El BM también tiene una cifra inquietante al respecto: la población indígena es, en promedio, dos veces más pobre que el resto de la población latinoamericana. Un reciente reportaje de este diario, escrito por la colega Alejandra Agudo, lo retrata cuando pone el foco en Guatemala, un país donde la pobreza crónica rural o indígena es brutal y donde, por supuesto, el abismo social también es sublevante.

La desigualdad social tal vez sea una proclividad humana, inevitable, pero cuando es desmesurada hiere. Irrita, como estamos viendo en estos días en Chile. De ahí que las sociedades tiendan a amenguarla, mediante diversos  —y a veces extraviados— ensayos políticos. Y que a la vez la comunidad global establezca metas como los Objetivos de Desarrollo del Milenio (ODM) y ahora los Objetivos de Desarrollo Sostenible (ODS).

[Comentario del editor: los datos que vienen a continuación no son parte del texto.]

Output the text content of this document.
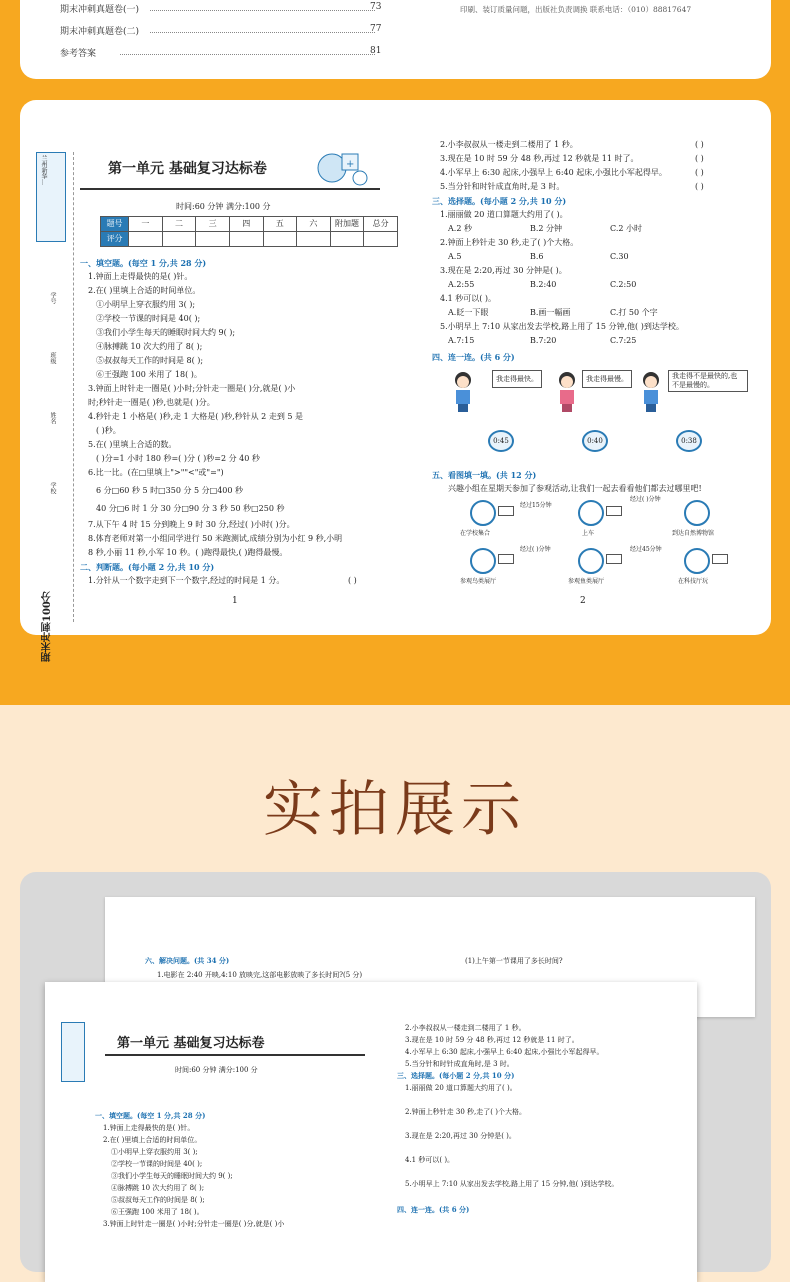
期末冲刺真题卷(一)	73
期末冲刺真题卷(二)	77
参考答案	81
印刷、装订质量问题，出版社负责调换 联系电话：（010）88817647
兰州新华…
学号
班级
姓名
学校
期末冲刺100分
第一单元 基础复习达标卷	+
时间:60 分钟 满分:100 分
题号	一	二	三	四	五	六	附加题	总分
评分								
一、填空题。(每空 1 分,共 28 分)
1.钟面上走得最快的是( )针。
2.在( )里填上合适的时间单位。
①小明早上穿衣服约用 3( );
②学校一节课的时间是 40( );
③我们小学生每天的睡眠时间大约 9( );
④脉搏跳 10 次大约用了 8( );
⑤叔叔每天工作的时间是 8( );
⑥王强跑 100 米用了 18( )。
3.钟面上时针走一圈是( )小时;分针走一圈是( )分,就是( )小
时;秒针走一圈是( )秒,也就是( )分。
4.秒针走 1 小格是( )秒,走 1 大格是( )秒,秒针从 2 走到 5 是
( )秒。
5.在( )里填上合适的数。
( )分=1 小时 180 秒=( )分 ( )秒=2 分 40 秒
6.比一比。(在□里填上">""<"或"=")
6 分□60 秒 5 时□350 分 5 分□400 秒
40 分□6 时 1 分 30 分□90 分 3 秒 50 秒□250 秒
7.从下午 4 时 15 分到晚上 9 时 30 分,经过( )小时( )分。
8.体育老师对第一小组同学进行 50 米跑测试,成绩分别为小红 9 秒,小明
8 秒,小丽 11 秒,小军 10 秒。( )跑得最快,( )跑得最慢。
二、判断题。(每小题 2 分,共 10 分)
1.分针从一个数字走到下一个数字,经过的时间是 1 分。	( )
1
2.小李叔叔从一楼走到二楼用了 1 秒。	( )
3.现在是 10 时 59 分 48 秒,再过 12 秒就是 11 时了。	( )
4.小军早上 6:30 起床,小强早上 6:40 起床,小强比小军起得早。	( )
5.当分针和时针成直角时,是 3 时。	( )
三、选择题。(每小题 2 分,共 10 分)
1.丽丽做 20 道口算题大约用了( )。
A.2 秒	B.2 分钟	C.2 小时
2.钟面上秒针走 30 秒,走了( )个大格。
A.5	B.6	C.30
3.现在是 2:20,再过 30 分钟是( )。
A.2:55	B.2:40	C.2:50
4.1 秒可以( )。
A.眨一下眼	B.画一幅画	C.打 50 个字
5.小明早上 7:10 从家出发去学校,路上用了 15 分钟,他( )到达学校。
A.7:15	B.7:20	C.7:25
四、连一连。(共 6 分)
我走得最快。	我走得最慢。	我走得不是最快的,也不是最慢的。
0:45	0:40	0:38
五、看图填一填。(共 12 分)
兴趣小组在星期天参加了参观活动,让我们一起去看看他们都去过哪里吧!
经过15分钟
经过( )分钟
在学校集合	上车	到达自然博物馆
经过( )分钟	经过45分钟
参观鸟类展厅	参观鱼类展厅	在科技厅玩
2
实拍展示
六、解决问题。(共 34 分)
1.电影在 2:40 开映,4:10 放映完,这部电影放映了多长时间?(5 分)
(1)上午第一节课用了多长时间?
第一单元 基础复习达标卷
时间:60 分钟 满分:100 分
一、填空题。(每空 1 分,共 28 分)
1.钟面上走得最快的是( )针。
2.在( )里填上合适的时间单位。
①小明早上穿衣服约用 3( );
②学校一节课的时间是 40( );
③我们小学生每天的睡眠时间大约 9( );
④脉搏跳 10 次大约用了 8( );
⑤叔叔每天工作的时间是 8( );
⑥王强跑 100 米用了 18( )。
3.钟面上时针走一圈是( )小时;分针走一圈是( )分,就是( )小
2.小李叔叔从一楼走到二楼用了 1 秒。
3.现在是 10 时 59 分 48 秒,再过 12 秒就是 11 时了。
4.小军早上 6:30 起床,小强早上 6:40 起床,小强比小军起得早。
5.当分针和时针成直角时,是 3 时。
三、选择题。(每小题 2 分,共 10 分)
1.丽丽做 20 道口算题大约用了( )。
2.钟面上秒针走 30 秒,走了( )个大格。
3.现在是 2:20,再过 30 分钟是( )。
4.1 秒可以( )。
5.小明早上 7:10 从家出发去学校,路上用了 15 分钟,他( )到达学校。
四、连一连。(共 6 分)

El ODS 10 es, precisamente, la reducción de las desigualdades. ¿Se puede conseguir en países donde la brecha entre los afortunados y los desdichados es, en términos económicos, enorme? Alicia Bárcenas, la Secretaria Ejecutiva de la Comisión Económica para América Latina (Cepal) sostiene que estamos en un punto crítico, entre otros motivos porque el coeficiente Gini —indicativo de la desigualdad— ya no está bajando, sino subiendo.

No nos acostumbramos a la equidad, ni social, ni de género (siempre las mujeres llevan la peor parte), ni económica. Es un karma con el que pareciera que no podemos, una marca de fuego y tristeza que nos define, desde hace siglos, porque desde la Colonia y los Virreinatos casi nunca tuvimos sociedades que quisieran ser realmente más justas. Siempre aparecía la impronta del abuso, del privilegio, de la segregación.

Decir que la inequidad nos marca a fuego, por último, no es tan metafórico. Mientras escribo estas líneas leo que, en Colombia, asesinan a un indígena cada tres días y en lo que va de año ya son más de 120 las víctimas. En Brasil pasa algo escandalosamente similar, con ellos y con los defensores ambientales. ¿Han provocado marchas, tuitazos, declaraciones de emergencia o reuniones de emergencia?

Todos no valemos lo mismo, pues. Y ése es, en efecto, el gran problema de esta esquina de mundo, hermosa pero sufrida. No es un problema nuevo. Tiene mucho tiempo. Pero curiosamente ahora el cansancio frente a ello ha estallado con fuerza justamente en ese país donde, se creía, el bienestar había llegado para quedarse. En ese oasis que se vendía como el modelo de referencia. En ese territorio aparentemente feliz pero herido.

No sé cómo vamos a salir de esto. Pero sí es muy probable que luego de esta ola de protestas, salida de las entrañas sociales casi por generación espontánea, no vamos a ser los mismos. No podemos serlo porque la reina inequidad siempre estuvo desnuda. Ahora nos hemos atrevido a mirarla y ya no hay vuelta atrás. Salvo que en América Latina asumamos, una vez más, que la injusticia social es una maldición eterna.

Ramiro Escobar de la Cruz es profesor en la Pontificia Universidad Católica del Perú, en la Universidad Antonio Ruiz de Montoya y en la Universidad Peruana de Ciencias Aplicadas.